"The Behavioral Investor" is a great book for anyone with an investment account to read. Daniel Crosby, who I have had the pleasure of seeing speak live and virtually, does an incredible job of providing bite size pieces of content that provide perspective on simple things we can do to make better decisions when it comes to our investments (and life as a whole). Behavioral finance has evolved dramatically in the last 10-20 years due to some challenging times and with that we have seen an increase in awareness that participants are not generally rational when it comes to investing the stock market.
The human brain has been consistent in size for the past 150,000 years. The world we live in has changed exponentially, thus we can see the disconnect and why it is so critical for investors to create a process that will help them to make better, more educated decisions in their futures.
➡️ Always remember, if everything matters then nothing matters. ⬅️
Interesting Facts from Crosby:
- Your brain is 2-3% of your body weight but consumes 25% of your energy.
- Average person makes 35,000 decision a day, 221 are food related.
- Fidelity study on best performing accounts showed those with the best returns were from people who forgot about the account or had passed away.
- Average investor loses 13% of their IQ in time of financial duress.
- HALT – do not make important decision when you are you have one of these four feelings: hungry, angry, lonely or tired.
- Scientific American showed that data is now doubling every year. Thus, the amount of data created in 2016 was equal to what was created from the beginning of time until the end of 2015.
- If you check your account daily, you will experience a loss 41% of the time
- Look every 5 years you will experience a loss 12% of the time
- Every 12 years you venture to peak, and you will not see a loss.
💡 Fun Fact: Research shows that bilingual people make better decisions in a foreign language since they are less emotional and reflexive.
- Action Bias: Vanguard showed when times are volatile like we are seeing this year people are prone to action bias. We feel we need to make a change when we are losing money. The investors who tinker or trade depending on the research are being outperformed by those who stay the course by a minimum of 1.5% per year.
- Loss aversion: is one of the most common biases we all deal with on a regular basis. Research by Kahneman shows that the average person feels 2.5 times worse from a loss than the pleasure of experiencing that same gain. Thus, it is clear why investors sell when things go down even if that rationally and financially does not make sense.
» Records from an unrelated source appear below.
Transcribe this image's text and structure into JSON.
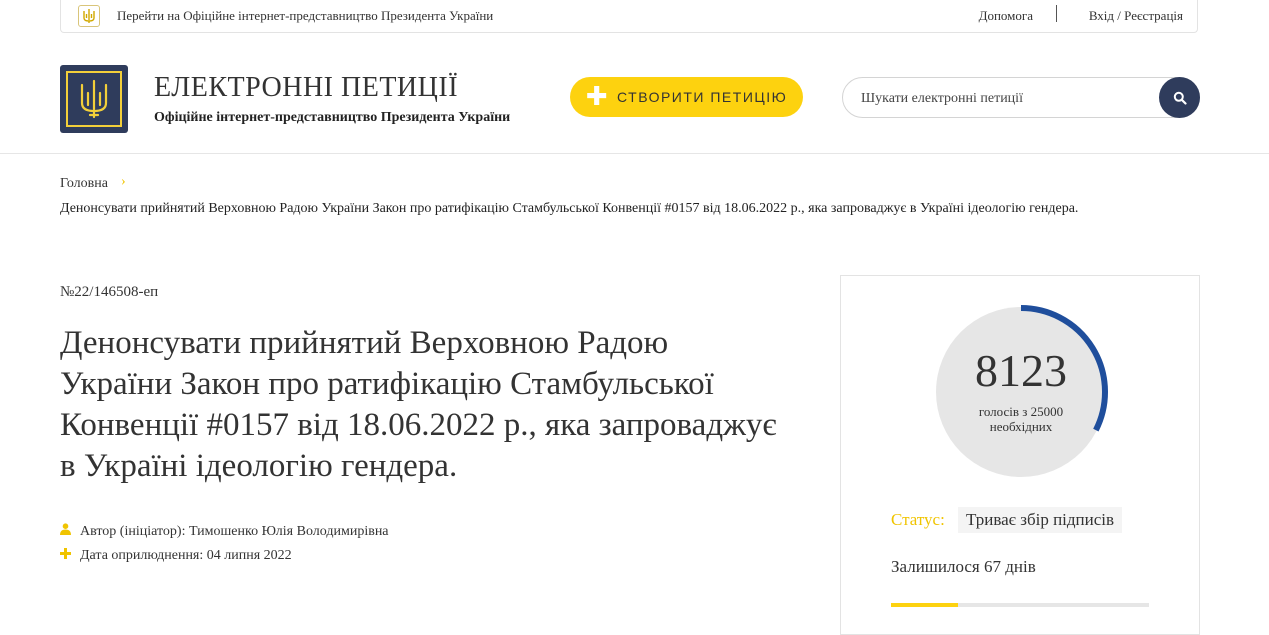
{
  "topbar": {
    "official_link": "Перейти на Офіційне інтернет-представництво Президента України",
    "help": "Допомога",
    "login": "Вхід / Реєстрація"
  },
  "header": {
    "title": "ЕЛЕКТРОННІ ПЕТИЦІЇ",
    "subtitle": "Офіційне інтернет-представництво Президента України",
    "create_button": "СТВОРИТИ ПЕТИЦІЮ",
    "search_placeholder": "Шукати електронні петиції",
    "brand_color": "#2f3c5c",
    "accent_color": "#fdd20f"
  },
  "breadcrumb": {
    "home": "Головна",
    "current": "Денонсувати прийнятий Верховною Радою України Закон про ратифікацію Стамбульської Конвенції #0157 від 18.06.2022 р., яка запроваджує в Україні ідеологію гендера."
  },
  "petition": {
    "number": "№22/146508-еп",
    "title": "Денонсувати прийнятий Верховною Радою України Закон про ратифікацію Стамбульської Конвенції #0157 від 18.06.2022 р., яка запроваджує в Україні ідеологію гендера.",
    "author": "Автор (ініціатор): Тимошенко Юлія Володимирівна",
    "date": "Дата оприлюднення: 04 липня 2022",
    "author_icon": "user-icon",
    "date_icon": "plus-icon"
  },
  "sidebar": {
    "votes": "8123",
    "votes_caption_line1": "голосів з 25000",
    "votes_caption_line2": "необхідних",
    "votes_current": 8123,
    "votes_needed": 25000,
    "status_label": "Статус:",
    "status_value": "Триває збір підписів",
    "days_left": "Залишилося 67 днів",
    "time_progress": 0.26
  }
}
- Confirmation bias: We often tend to consume, hang out or listen to things that agree with our point of view. If I feel a recession is likely I will talk to others how agree, listen to economists, watch news cast or podcasts that support that outlook. This can be dangerous because we get tunnel vision and are not get a 360 degree look at a topic that is important.
- Overconfidence: Many researchers believe this is the most significant and it affects investors and professionals alike. According to research done by Employee Benefit Research Institute (EBRI) 60% of participants felt they would be able to save enough for retirement, while only 41% had done the calculation. Enough said.